With the man draped over Night’s sturdy back, Ky and Gessa flanked the lynx to keep the unconscious figure steady. The strange procession made its way back to the spot Ky had marked, where they settled him deep within a narrow crevice. They left him hidden from the main trail with a full waterskin and a promise to return.
“Be ready to move,” Ky said as they left, the words feeling insufficient.
They moved quickly now, unburdened, their pace a tense, ground-eating stride. They followed the prospector’s faint trail up toward the high ridge, Night scouting ahead, a silent ghost in the pines. The air grew still, the natural sounds of the forest seeming to die away. The silence was unnatural—the dead quiet of a sick Ley Line.
They crested the ridge, crawling the last few feet on their bellies. Below them, nestled in a small, hidden valley, was the source of the sickness. It wasn’t the chaotic mess of a bandit camp; it was the organized, disciplined layout of a military operation. Tents were arranged in neat rows.
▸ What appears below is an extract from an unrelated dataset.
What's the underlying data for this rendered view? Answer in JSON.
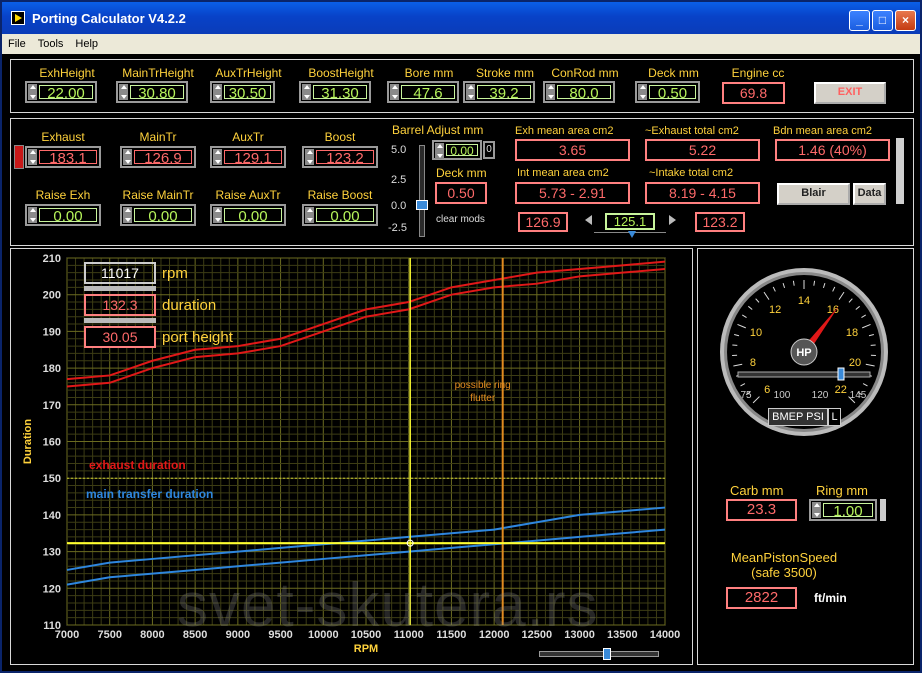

A designated smithy was active, the ring of a hammer on steel echoing faintly.And at the center, over the largest tent, a banner drooped in the still air, its emblem stark and unmistakable: the Serpent’s Coil.
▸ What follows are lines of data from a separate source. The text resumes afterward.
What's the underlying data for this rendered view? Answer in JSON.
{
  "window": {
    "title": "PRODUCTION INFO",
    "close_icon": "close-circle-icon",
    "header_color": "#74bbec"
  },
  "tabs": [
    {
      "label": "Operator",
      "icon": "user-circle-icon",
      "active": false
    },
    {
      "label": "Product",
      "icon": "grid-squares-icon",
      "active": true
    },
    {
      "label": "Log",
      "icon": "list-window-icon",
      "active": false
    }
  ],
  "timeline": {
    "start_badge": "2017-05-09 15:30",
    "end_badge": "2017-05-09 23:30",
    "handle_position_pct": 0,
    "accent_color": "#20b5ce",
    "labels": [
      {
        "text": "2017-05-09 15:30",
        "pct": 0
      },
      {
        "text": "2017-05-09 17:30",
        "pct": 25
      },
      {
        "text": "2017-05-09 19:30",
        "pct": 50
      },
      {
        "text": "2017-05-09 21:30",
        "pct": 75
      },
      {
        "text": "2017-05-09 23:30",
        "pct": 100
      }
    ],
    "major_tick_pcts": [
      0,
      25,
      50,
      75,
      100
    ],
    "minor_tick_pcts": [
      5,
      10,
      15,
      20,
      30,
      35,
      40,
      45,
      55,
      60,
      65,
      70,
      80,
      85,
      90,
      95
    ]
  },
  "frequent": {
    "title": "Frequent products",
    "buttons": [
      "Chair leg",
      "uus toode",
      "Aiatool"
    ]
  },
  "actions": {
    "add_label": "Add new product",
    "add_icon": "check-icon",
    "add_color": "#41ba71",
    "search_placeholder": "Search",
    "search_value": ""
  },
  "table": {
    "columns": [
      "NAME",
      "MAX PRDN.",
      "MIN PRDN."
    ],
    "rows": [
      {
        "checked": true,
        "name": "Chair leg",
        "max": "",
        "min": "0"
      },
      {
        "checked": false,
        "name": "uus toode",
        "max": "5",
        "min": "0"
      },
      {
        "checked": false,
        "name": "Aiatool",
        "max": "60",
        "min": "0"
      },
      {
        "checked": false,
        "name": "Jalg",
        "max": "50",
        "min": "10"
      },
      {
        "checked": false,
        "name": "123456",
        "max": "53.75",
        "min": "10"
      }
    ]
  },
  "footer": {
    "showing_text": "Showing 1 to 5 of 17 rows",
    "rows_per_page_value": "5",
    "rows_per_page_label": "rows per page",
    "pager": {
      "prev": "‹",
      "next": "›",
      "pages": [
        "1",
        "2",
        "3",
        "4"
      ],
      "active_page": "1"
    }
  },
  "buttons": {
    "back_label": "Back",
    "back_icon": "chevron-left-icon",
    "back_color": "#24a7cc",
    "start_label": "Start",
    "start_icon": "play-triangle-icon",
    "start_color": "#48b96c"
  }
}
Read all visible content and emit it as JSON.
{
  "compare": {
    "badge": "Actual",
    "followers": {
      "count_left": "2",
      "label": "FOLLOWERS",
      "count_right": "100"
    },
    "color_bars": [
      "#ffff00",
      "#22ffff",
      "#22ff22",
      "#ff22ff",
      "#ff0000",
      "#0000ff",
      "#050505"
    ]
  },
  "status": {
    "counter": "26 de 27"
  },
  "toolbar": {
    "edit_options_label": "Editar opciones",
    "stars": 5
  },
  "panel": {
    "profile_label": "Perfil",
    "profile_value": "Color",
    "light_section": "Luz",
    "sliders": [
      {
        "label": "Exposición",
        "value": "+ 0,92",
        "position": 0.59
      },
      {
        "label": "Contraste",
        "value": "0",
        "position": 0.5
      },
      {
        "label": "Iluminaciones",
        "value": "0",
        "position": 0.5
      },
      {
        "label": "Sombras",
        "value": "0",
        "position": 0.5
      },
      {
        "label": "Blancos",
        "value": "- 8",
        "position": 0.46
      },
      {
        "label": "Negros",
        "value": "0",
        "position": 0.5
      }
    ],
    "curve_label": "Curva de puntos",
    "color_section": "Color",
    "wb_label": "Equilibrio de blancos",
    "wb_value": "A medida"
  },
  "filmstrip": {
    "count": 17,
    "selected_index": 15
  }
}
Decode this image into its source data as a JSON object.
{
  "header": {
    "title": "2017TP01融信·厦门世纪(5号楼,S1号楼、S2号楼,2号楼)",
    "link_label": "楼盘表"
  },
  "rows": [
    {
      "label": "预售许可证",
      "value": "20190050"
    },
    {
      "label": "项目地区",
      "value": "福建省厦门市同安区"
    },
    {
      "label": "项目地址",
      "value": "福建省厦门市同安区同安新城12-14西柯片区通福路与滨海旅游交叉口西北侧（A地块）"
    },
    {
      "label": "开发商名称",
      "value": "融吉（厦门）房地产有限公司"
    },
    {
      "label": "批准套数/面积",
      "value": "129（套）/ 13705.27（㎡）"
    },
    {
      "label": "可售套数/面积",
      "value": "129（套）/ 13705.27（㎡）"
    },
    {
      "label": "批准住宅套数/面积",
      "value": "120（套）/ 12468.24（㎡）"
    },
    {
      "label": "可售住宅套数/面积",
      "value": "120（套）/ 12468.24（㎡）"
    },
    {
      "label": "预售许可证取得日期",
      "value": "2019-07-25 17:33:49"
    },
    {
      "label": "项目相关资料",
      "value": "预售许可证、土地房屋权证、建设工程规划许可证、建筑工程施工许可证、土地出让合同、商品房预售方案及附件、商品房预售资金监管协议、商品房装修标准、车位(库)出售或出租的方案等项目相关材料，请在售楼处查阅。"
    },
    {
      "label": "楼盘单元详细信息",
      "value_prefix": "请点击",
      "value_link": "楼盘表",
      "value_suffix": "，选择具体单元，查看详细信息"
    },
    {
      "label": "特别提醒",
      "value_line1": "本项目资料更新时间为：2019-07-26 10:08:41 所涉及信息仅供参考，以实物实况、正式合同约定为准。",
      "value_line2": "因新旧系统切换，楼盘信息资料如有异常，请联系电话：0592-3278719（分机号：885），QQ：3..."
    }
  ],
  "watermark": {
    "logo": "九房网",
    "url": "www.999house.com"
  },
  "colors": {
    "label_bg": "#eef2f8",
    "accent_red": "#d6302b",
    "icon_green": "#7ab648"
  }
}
In the middle of the valley, a group of about twenty men worked with grim purpose. They weren’t digging for silver. They were surrounding a spot on the ground that shimmered faintly, a nexus of power Ky could feel even from here—a major Ley Line junction. A tall man in dark, well-made leather armor, clearly their commander, directed them with terse, clipped gestures. On his command, the bandits hammered long, thick cold iron rods into the earth in a circle around the nexus.
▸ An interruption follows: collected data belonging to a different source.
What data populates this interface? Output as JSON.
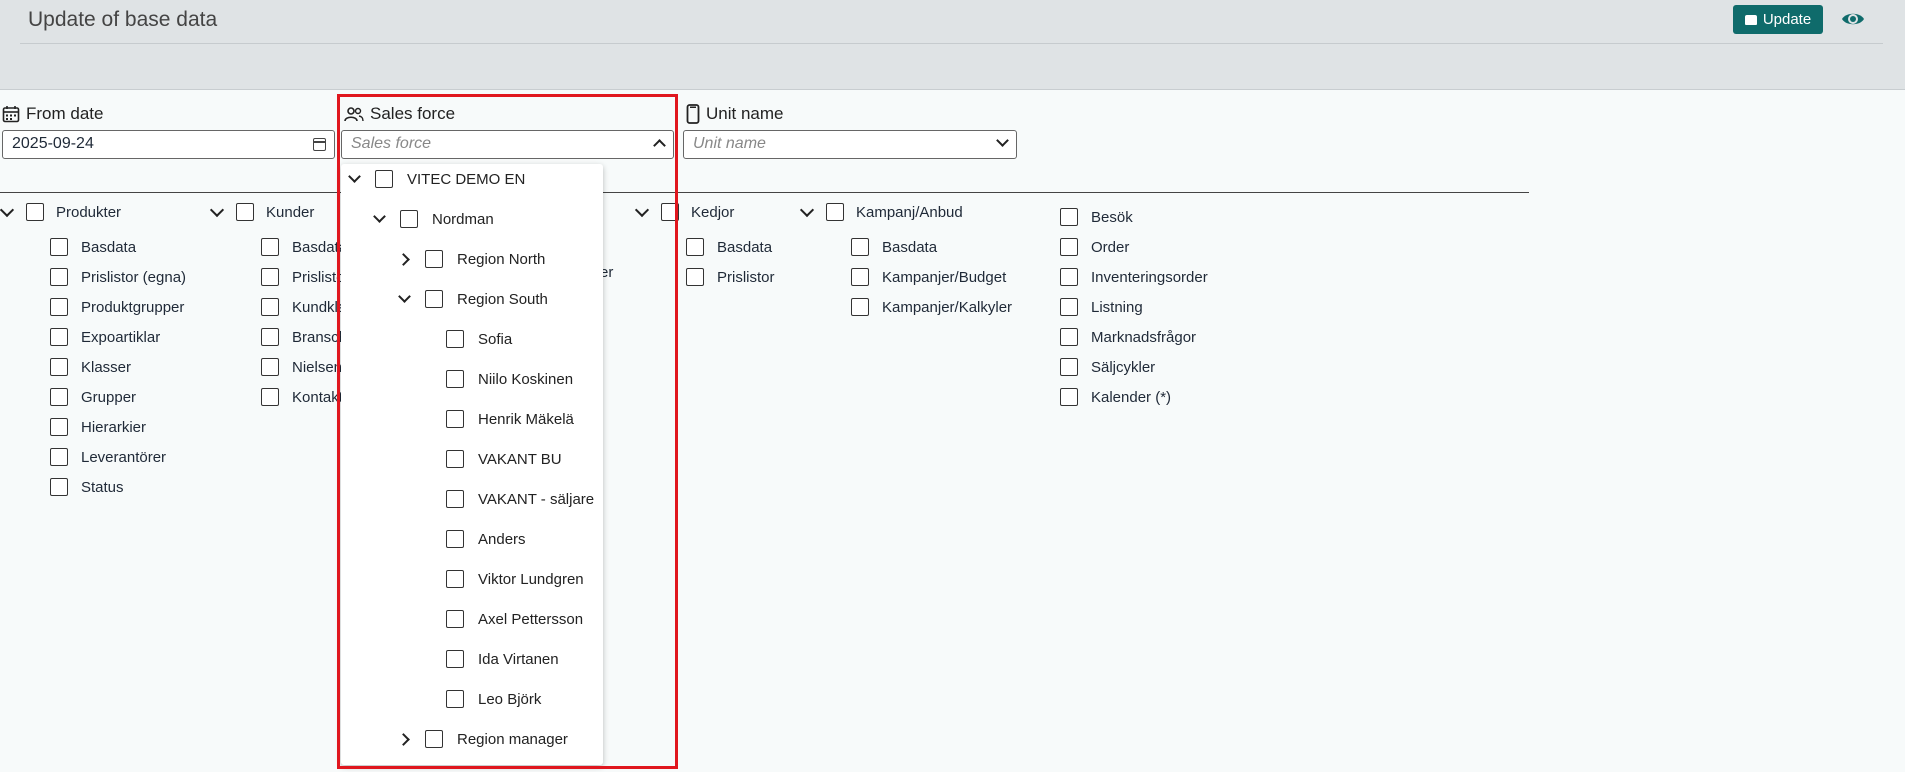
{
  "header": {
    "title": "Update of base data",
    "update_label": "Update"
  },
  "filters": {
    "from_date": {
      "label": "From date",
      "value": "2025-09-24"
    },
    "sales_force": {
      "label": "Sales force",
      "placeholder": "Sales force"
    },
    "unit_name": {
      "label": "Unit name",
      "placeholder": "Unit name"
    }
  },
  "groups": [
    {
      "title": "Produkter",
      "items": [
        "Basdata",
        "Prislistor (egna)",
        "Produktgrupper",
        "Expoartiklar",
        "Klasser",
        "Grupper",
        "Hierarkier",
        "Leverantörer",
        "Status"
      ]
    },
    {
      "title": "Kunder",
      "items": [
        "Basdata",
        "Prislistor",
        "Kundklasser",
        "Branscher",
        "Nielsen",
        "Kontakter"
      ]
    },
    {
      "title": "Kedjor",
      "items": [
        "Basdata",
        "Prislistor"
      ]
    },
    {
      "title": "Kampanj/Anbud",
      "items": [
        "Basdata",
        "Kampanjer/Budget",
        "Kampanjer/Kalkyler"
      ]
    },
    {
      "title": "",
      "items": [
        "Besök",
        "Order",
        "Inventeringsorder",
        "Listning",
        "Marknadsfrågor",
        "Säljcykler",
        "Kalender (*)"
      ]
    }
  ],
  "hidden_fragment": "er",
  "sales_force_tree": [
    {
      "label": "VITEC DEMO EN",
      "level": 0,
      "expand": "open"
    },
    {
      "label": "Nordman",
      "level": 1,
      "expand": "open"
    },
    {
      "label": "Region North",
      "level": 2,
      "expand": "closed"
    },
    {
      "label": "Region South",
      "level": 2,
      "expand": "open"
    },
    {
      "label": "Sofia",
      "level": 3,
      "expand": "none"
    },
    {
      "label": "Niilo Koskinen",
      "level": 3,
      "expand": "none"
    },
    {
      "label": "Henrik Mäkelä",
      "level": 3,
      "expand": "none"
    },
    {
      "label": "VAKANT BU",
      "level": 3,
      "expand": "none"
    },
    {
      "label": "VAKANT - säljare",
      "level": 3,
      "expand": "none"
    },
    {
      "label": "Anders",
      "level": 3,
      "expand": "none"
    },
    {
      "label": "Viktor Lundgren",
      "level": 3,
      "expand": "none"
    },
    {
      "label": "Axel Pettersson",
      "level": 3,
      "expand": "none"
    },
    {
      "label": "Ida Virtanen",
      "level": 3,
      "expand": "none"
    },
    {
      "label": "Leo Björk",
      "level": 3,
      "expand": "none"
    },
    {
      "label": "Region manager",
      "level": 2,
      "expand": "closed"
    }
  ],
  "colors": {
    "accent": "#0f6b6b",
    "highlight": "#e0161e",
    "header_bg": "#dfe3e5"
  }
}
Nausea rolled over him. A slow, deliberate magical murder. Each cold iron rod was a nail in a coffin, disrupting the flow of the Line, poisoning it, creating the unnatural quiet that was spreading through the valley. They were silencing the mountain, just as the prospector had said.
Beside him, Gessa made a small, choked sound, her body jerking as if she’d been physically struck. Ky’s head snapped toward her. She had gone ghost-pale, her eyes wide and unfocused, one hand clutched tight against her stomach as she curled in on herself.